Saracens coach Kelly Brown. (Rogan Thomson/JMP)

These things help in cross-pollination and my hope is people from industry will listen to what Bristol Rovers have got to say and say ‘That’s brilliant, I’m going to take that into my organisation’.

I’m trying not to be linear in our thinking. Of course, not all of it maps across, but that’s not the idea. It is to give the coaching staff the opportunity to pick and mix what they want and try to embed it.

If you don’t do that, you’re very one-dimensional I think. It’s trying to give them a rich portfolio to consider when shaping how they want their team to operate and behave, what the philosophy of training is and the effort put in by players and staff. We’re pushing that all the time.
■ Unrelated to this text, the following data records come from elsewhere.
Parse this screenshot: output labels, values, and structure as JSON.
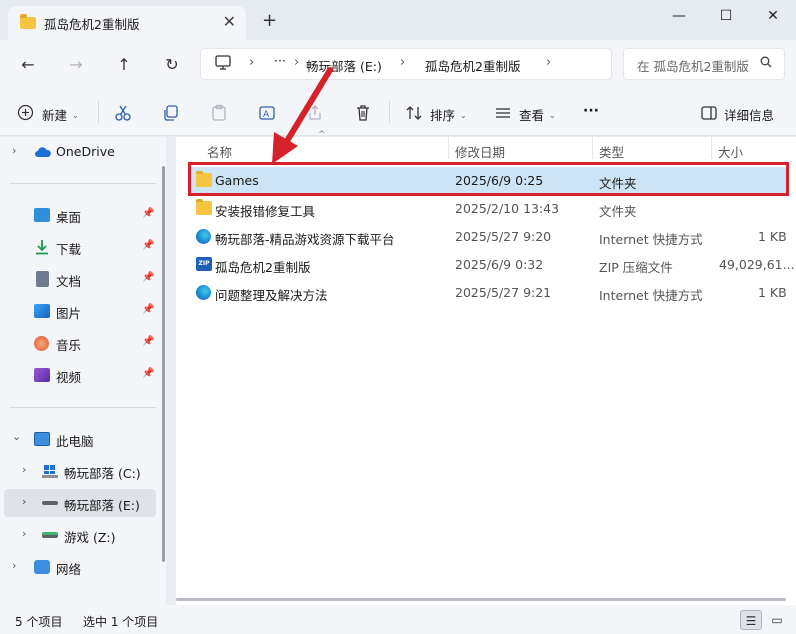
{
  "window": {
    "tab_title": "孤岛危机2重制版",
    "tab_close_glyph": "✕",
    "new_tab_glyph": "+",
    "minimize_glyph": "—",
    "maximize_glyph": "☐",
    "close_glyph": "✕"
  },
  "nav": {
    "back_glyph": "←",
    "forward_glyph": "→",
    "up_glyph": "↑",
    "refresh_glyph": "↻"
  },
  "address": {
    "more_glyph": "···",
    "sep_glyph": "›",
    "crumbs": [
      "畅玩部落 (E:)",
      "孤岛危机2重制版"
    ],
    "search_placeholder": "在 孤岛危机2重制版 中搜索"
  },
  "toolbar": {
    "new_label": "新建",
    "sort_label": "排序",
    "view_label": "查看",
    "more_glyph": "···",
    "details_label": "详细信息",
    "caret_glyph": "⌄"
  },
  "sidebar": {
    "chev_right": "›",
    "chev_down": "⌄",
    "pin_glyph": "📌",
    "onedrive": "OneDrive",
    "quick": [
      {
        "label": "桌面"
      },
      {
        "label": "下载"
      },
      {
        "label": "文档"
      },
      {
        "label": "图片"
      },
      {
        "label": "音乐"
      },
      {
        "label": "视频"
      }
    ],
    "this_pc": "此电脑",
    "drives": [
      {
        "label": "畅玩部落 (C:)"
      },
      {
        "label": "畅玩部落 (E:)"
      },
      {
        "label": "游戏 (Z:)"
      }
    ],
    "network": "网络"
  },
  "columns": {
    "name": "名称",
    "modified": "修改日期",
    "type": "类型",
    "size": "大小",
    "sort_glyph": "^"
  },
  "files": [
    {
      "name": "Games",
      "modified": "2025/6/9 0:25",
      "type": "文件夹",
      "size": "",
      "icon": "folder-icon"
    },
    {
      "name": "安装报错修复工具",
      "modified": "2025/2/10 13:43",
      "type": "文件夹",
      "size": "",
      "icon": "folder-icon"
    },
    {
      "name": "畅玩部落-精品游戏资源下载平台",
      "modified": "2025/5/27 9:20",
      "type": "Internet 快捷方式",
      "size": "1 KB",
      "icon": "edge-icon"
    },
    {
      "name": "孤岛危机2重制版",
      "modified": "2025/6/9 0:32",
      "type": "ZIP 压缩文件",
      "size": "49,029,61...",
      "icon": "zip-icon"
    },
    {
      "name": "问题整理及解决方法",
      "modified": "2025/5/27 9:21",
      "type": "Internet 快捷方式",
      "size": "1 KB",
      "icon": "edge-icon"
    }
  ],
  "zip_badge": "ZIP",
  "status": {
    "item_count": "5 个项目",
    "selected": "选中 1 个项目",
    "details_view_glyph": "☰",
    "tiles_view_glyph": "▭"
  },
  "colors": {
    "highlight_border": "#d6202a",
    "arrow": "#d6202a",
    "selected_row": "#cde4f7"
  }
}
We want players to love to be with us. Look at Elliot Anderson and his parents. We spend time with them and we do the right thing by our people now. It’s not for me to say what happened before, but I know that we’re doing that now. He probably could have gone anywhere, but he’s chosen to spend his season with us. That’s helping us as a club and it’s helping our players as well.

People can see it is on the up and I genuinely believe that. I try to be as agnostic around this as I can because the more I’m in, the less impartiality I have. I really try to stand back as much as I can to give that impartial viewpoint because that’s the value that, hopefully, I can bring. When you’re too deep in it, you stop seeing the helicopter view and, for me, it’s really important I hold those conversations where I feel we can be better.

We’ve spoken a lot about professional things, but on a personal level are you enjoying your association with Bristol Rovers?

I’m loving it. It was really difficult at the start. I think the club was in a really difficult place and it was not heading in the right direction. To change the trajectory was a lot of work by all concerned and we are fantastically lucky to have someone who owns the club that puts faith in staff to deliver for him.

We are really lucky that we’ve got Tom, who is so talented and enthusiastic to start leading the organisation. I can see when I go in that staff really look up to him, so he’s got a real skillset to achieve that from members who are quite long in the tooth. He’s got great people skills.

Joe’s got the team performing exceptionally well and there is a real camaraderie around The Quarters training area now, which has taken a lot of work to get there, but all of it is really positive.

Of course, the measurement of success is getting promoted and we’re not quite there yet. It would be fantastic if we did, but let’s see.